The bass line is classic octaves, in a bouncy, sort-of slap bass sound. A weird choice maybe, but it works. One thing that is very different here is that we allowed Anders to add a GUITAR to the chorus. Again, I blame Erasure since Vince Clarke was dabbling with guitars at this time as well, at least in the “Sometimes” video, which we loved. I know that Anders doesn’t like that guitar sound any more, but I think it really works and blends in nicely.

Vocals then. The vocals are, in my own opinion, probably the best ones I recorded on In Fact. I did the recording in my bedroom in my parents’ home at Västmannagatan, and I remember that it was fairly late so my little sisters were sleeping and I sang so loud that my step-mother came to tell me to quit. Anyway, I got it done and today I still really like how they turned out. Blues-y, and really “on”. You need to remember that I was only 16 years old or so, which is the main reason I’m impressed today.

The lyrics are nothing special really. It’s all about rejection and not understanding why, in a teenage angst sort of way. The up-beat music doesn’t really match the lyrics.

Listen on Spotify!

A song a week #8: Problems

Bild 30-003
Måns walking past the square outside what much later became rock club Debaser in Stockholm.

It’s hard to remember how some songs were written. On these early tracks it was mostly Måns who came up with the general form, while we others had opinions on details I would say. This sounds like a song that was created in the sequencer rather than on the piano. It has som awkward seams between song parts, especially every time the intro comes back. It sounds like the song grinds to a halt.

Listening back to it now, my favourite part is the chorus (if you can call it that) when the the drum fills answer Måns vocals. I find it rather groovy for being Art Fact! Also Måns bluesy slides on some notes in the verse are nice, and quite typical.

We often had trouble coming up with a middle-8 part, and in many songs we would just do a drum break or something without new chords or melodies. Here we at least came up with some new weird bass notes and something similar to an arpeggio with a filter sweep, but I wonder if the song wouldn’t have been better if we just cut that part out.

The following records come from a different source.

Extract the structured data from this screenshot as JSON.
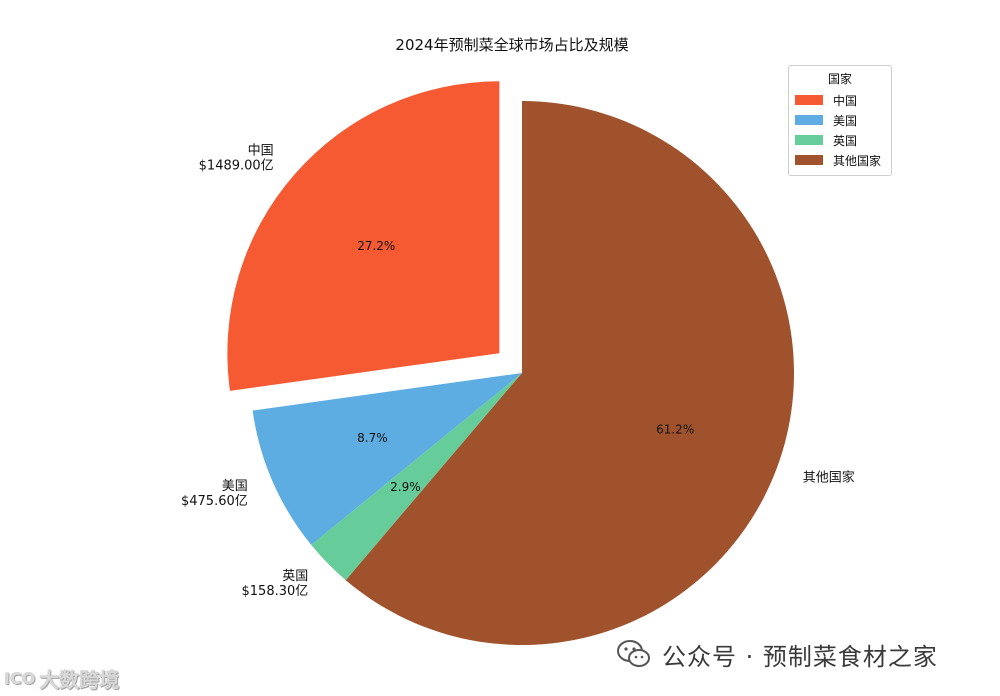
{
  "chart_data": {
    "type": "pie",
    "title": "2024年预制菜全球市场占比及规模",
    "legend": {
      "title": "国家",
      "placement": "top-right"
    },
    "slices": [
      {
        "label": "中国",
        "value_label": "$1489.00亿",
        "value": 1489.0,
        "percent": 27.2,
        "pct_label": "27.2%",
        "color": "#F55A33",
        "exploded": true
      },
      {
        "label": "美国",
        "value_label": "$475.60亿",
        "value": 475.6,
        "percent": 8.7,
        "pct_label": "8.7%",
        "color": "#5DADE2",
        "exploded": false
      },
      {
        "label": "英国",
        "value_label": "$158.30亿",
        "value": 158.3,
        "percent": 2.9,
        "pct_label": "2.9%",
        "color": "#66CC99",
        "exploded": false
      },
      {
        "label": "其他国家",
        "value_label": "",
        "value": 3351.0,
        "percent": 61.2,
        "pct_label": "61.2%",
        "color": "#A0522D",
        "exploded": false
      }
    ]
  },
  "watermark": {
    "icon": "wechat-icon",
    "text": "公众号 · 预制菜食材之家"
  },
  "logo": {
    "icon": "infinity-logo-icon",
    "mark": "ICO",
    "text": "大数跨境"
  }
}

This song was clearly all produced using the Yamaha V50, its sound is very distinctive. All synth sounds are very dry. I don’t think the V50 had any onboard effects, and it doesn’t sound like we added any later. Since there is only one vocal, I guess we only used 3 of the 4 tracks available in the Tascam Porta 05. That’s minimal!

Listen on Spotify!

A song a week #7: Dig A Hole For Me

Anders outside our "studio" in the school Måns and Olle went to.
Anders outside our “studio” in the school Måns and Olle went to.

Oh boy.

This is quite akward. This song is really, really hard to listen to, since it really shows how young and silly we were. This is almost a novelty song, with stupid jokes and laughs throughout. If you can take listening to it, some of the details below might be interesting.

The bass line is the “fantastic” Yamaha PSR-70, the first machine Anders owned (I think) and I would borrow it, use the built-in very simple sequencer to write songs, and sometimes it would be impossible to find replacement sounds when we actually wanted to record the song. This bass sound is actually quite cool, I like it. The “strings” are also PSR-70 I believe! Other than PSR-70, the drums and sound effects are Roland D-20, and the bridge lead is most likely from Olle’s Casio CZ-101.

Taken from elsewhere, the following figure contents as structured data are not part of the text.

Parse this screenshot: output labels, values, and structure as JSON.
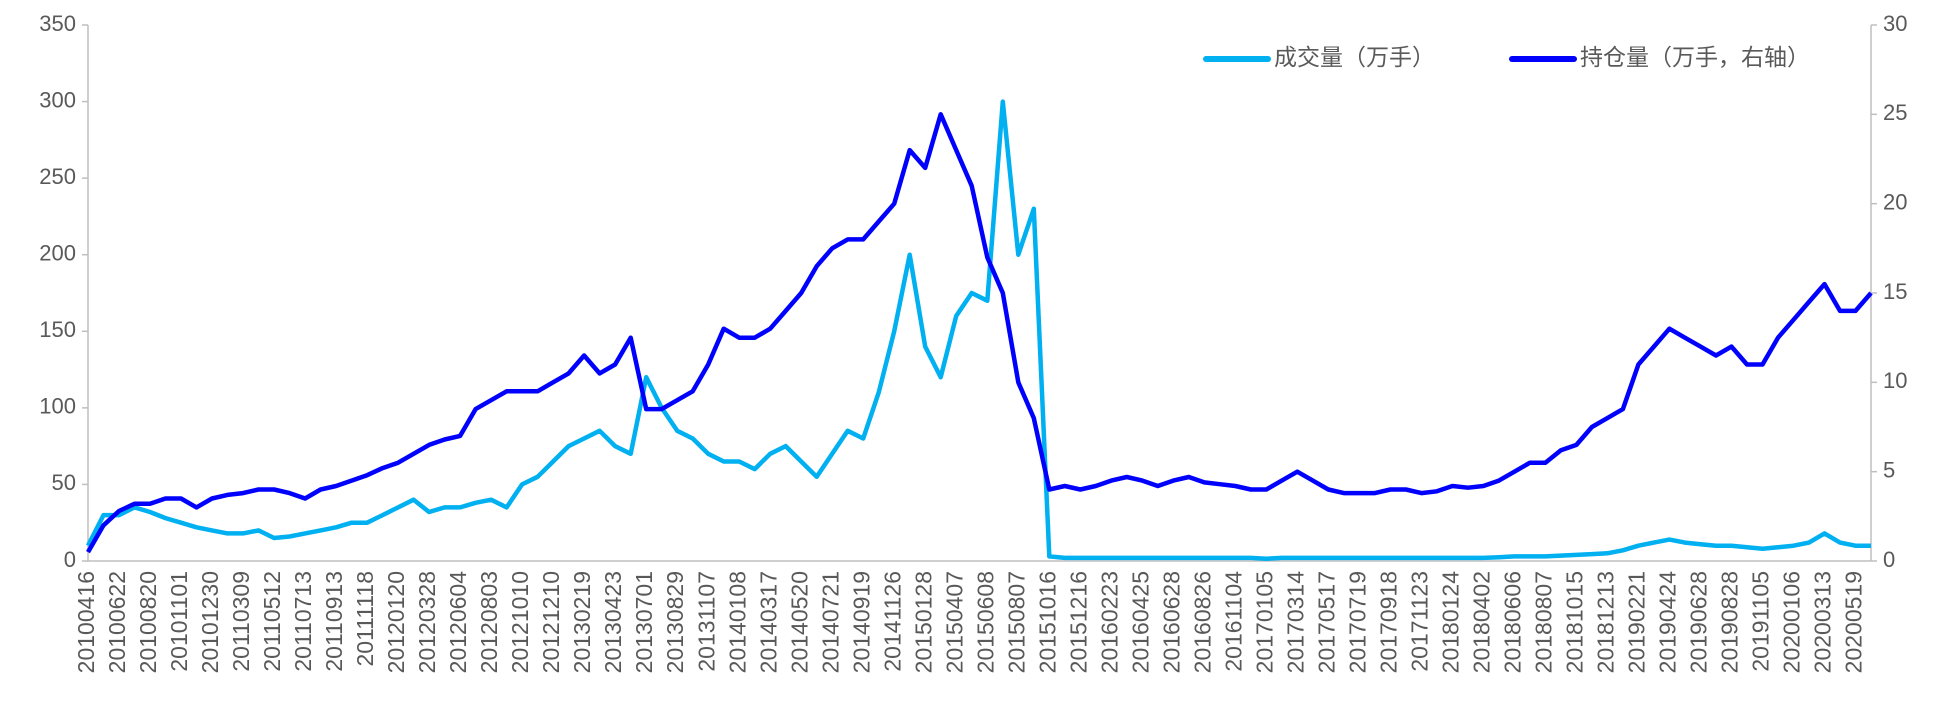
{
  "chart_data": {
    "type": "line",
    "categories": [
      "20100416",
      null,
      "20100622",
      null,
      "20100820",
      null,
      "20101101",
      null,
      "20101230",
      null,
      "20110309",
      null,
      "20110512",
      null,
      "20110713",
      null,
      "20110913",
      null,
      "20111118",
      null,
      "20120120",
      null,
      "20120328",
      null,
      "20120604",
      null,
      "20120803",
      null,
      "20121010",
      null,
      "20121210",
      null,
      "20130219",
      null,
      "20130423",
      null,
      "20130701",
      null,
      "20130829",
      null,
      "20131107",
      null,
      "20140108",
      null,
      "20140317",
      null,
      "20140520",
      null,
      "20140721",
      null,
      "20140919",
      null,
      "20141126",
      null,
      "20150128",
      null,
      "20150407",
      null,
      "20150608",
      null,
      "20150807",
      null,
      "20151016",
      null,
      "20151216",
      null,
      "20160223",
      null,
      "20160425",
      null,
      "20160628",
      null,
      "20160826",
      null,
      "20161104",
      null,
      "20170105",
      null,
      "20170314",
      null,
      "20170517",
      null,
      "20170719",
      null,
      "20170918",
      null,
      "20171123",
      null,
      "20180124",
      null,
      "20180402",
      null,
      "20180606",
      null,
      "20180807",
      null,
      "20181015",
      null,
      "20181213",
      null,
      "20190221",
      null,
      "20190424",
      null,
      "20190628",
      null,
      "20190828",
      null,
      "20191105",
      null,
      "20200106",
      null,
      "20200313",
      null,
      "20200519",
      null
    ],
    "series": [
      {
        "name": "成交量（万手）",
        "color": "#00b0f0",
        "values": [
          10,
          30,
          30,
          35,
          32,
          28,
          25,
          22,
          20,
          18,
          18,
          20,
          15,
          16,
          18,
          20,
          22,
          25,
          25,
          30,
          35,
          40,
          32,
          35,
          35,
          38,
          40,
          35,
          50,
          55,
          65,
          75,
          80,
          85,
          75,
          70,
          120,
          100,
          85,
          80,
          70,
          65,
          65,
          60,
          70,
          75,
          65,
          55,
          70,
          85,
          80,
          110,
          150,
          200,
          140,
          120,
          160,
          175,
          170,
          300,
          200,
          230,
          3,
          2,
          2,
          2,
          2,
          2,
          2,
          2,
          2,
          2,
          2,
          2,
          2,
          2,
          1.5,
          2,
          2,
          2,
          2,
          2,
          2,
          2,
          2,
          2,
          2,
          2,
          2,
          2,
          2,
          2.5,
          3,
          3,
          3,
          3.5,
          4,
          4.5,
          5,
          7,
          10,
          12,
          14,
          12,
          11,
          10,
          10,
          9,
          8,
          9,
          10,
          12,
          18,
          12,
          10,
          10
        ]
      },
      {
        "name": "持仓量（万手，右轴）",
        "color": "#0000ff",
        "axis": "y2",
        "values": [
          0.5,
          2,
          2.8,
          3.2,
          3.2,
          3.5,
          3.5,
          3,
          3.5,
          3.7,
          3.8,
          4,
          4,
          3.8,
          3.5,
          4,
          4.2,
          4.5,
          4.8,
          5.2,
          5.5,
          6,
          6.5,
          6.8,
          7,
          8.5,
          9,
          9.5,
          9.5,
          9.5,
          10,
          10.5,
          11.5,
          10.5,
          11,
          12.5,
          8.5,
          8.5,
          9,
          9.5,
          11,
          13,
          12.5,
          12.5,
          13,
          14,
          15,
          16.5,
          17.5,
          18,
          18,
          19,
          20,
          23,
          22,
          25,
          23,
          21,
          17,
          15,
          10,
          8,
          4,
          4.2,
          4,
          4.2,
          4.5,
          4.7,
          4.5,
          4.2,
          4.5,
          4.7,
          4.4,
          4.3,
          4.2,
          4,
          4,
          4.5,
          5,
          4.5,
          4,
          3.8,
          3.8,
          3.8,
          4,
          4,
          3.8,
          3.9,
          4.2,
          4.1,
          4.2,
          4.5,
          5,
          5.5,
          5.5,
          6.2,
          6.5,
          7.5,
          8,
          8.5,
          11,
          12,
          13,
          12.5,
          12,
          11.5,
          12,
          11,
          11,
          12.5,
          13.5,
          14.5,
          15.5,
          14,
          14,
          15
        ]
      }
    ],
    "ylim": [
      0,
      350
    ],
    "yticks": [
      0,
      50,
      100,
      150,
      200,
      250,
      300,
      350
    ],
    "y2lim": [
      0,
      30
    ],
    "y2ticks": [
      0,
      5,
      10,
      15,
      20,
      25,
      30
    ],
    "legend": "upper right",
    "grid": false
  }
}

The lyrics are stupid. Something about wanting to die, but clearly not very serious, regardless of the message. The only part of the lyrics I like now are in the intro: “I searched for hours, days and for weeks. I know now my search was in vain.”

The vocals are good, as usual on In Fact. It’s easy to hear now why listeners were impressed by my vocals, as I had a very clear and distinct voice, being schooled in choir and opera. I think all of the backing vocals on this track are improvised during the recording, which is quite impressive, at least in the intro where it works quite well, even with the weird screaming at the very top.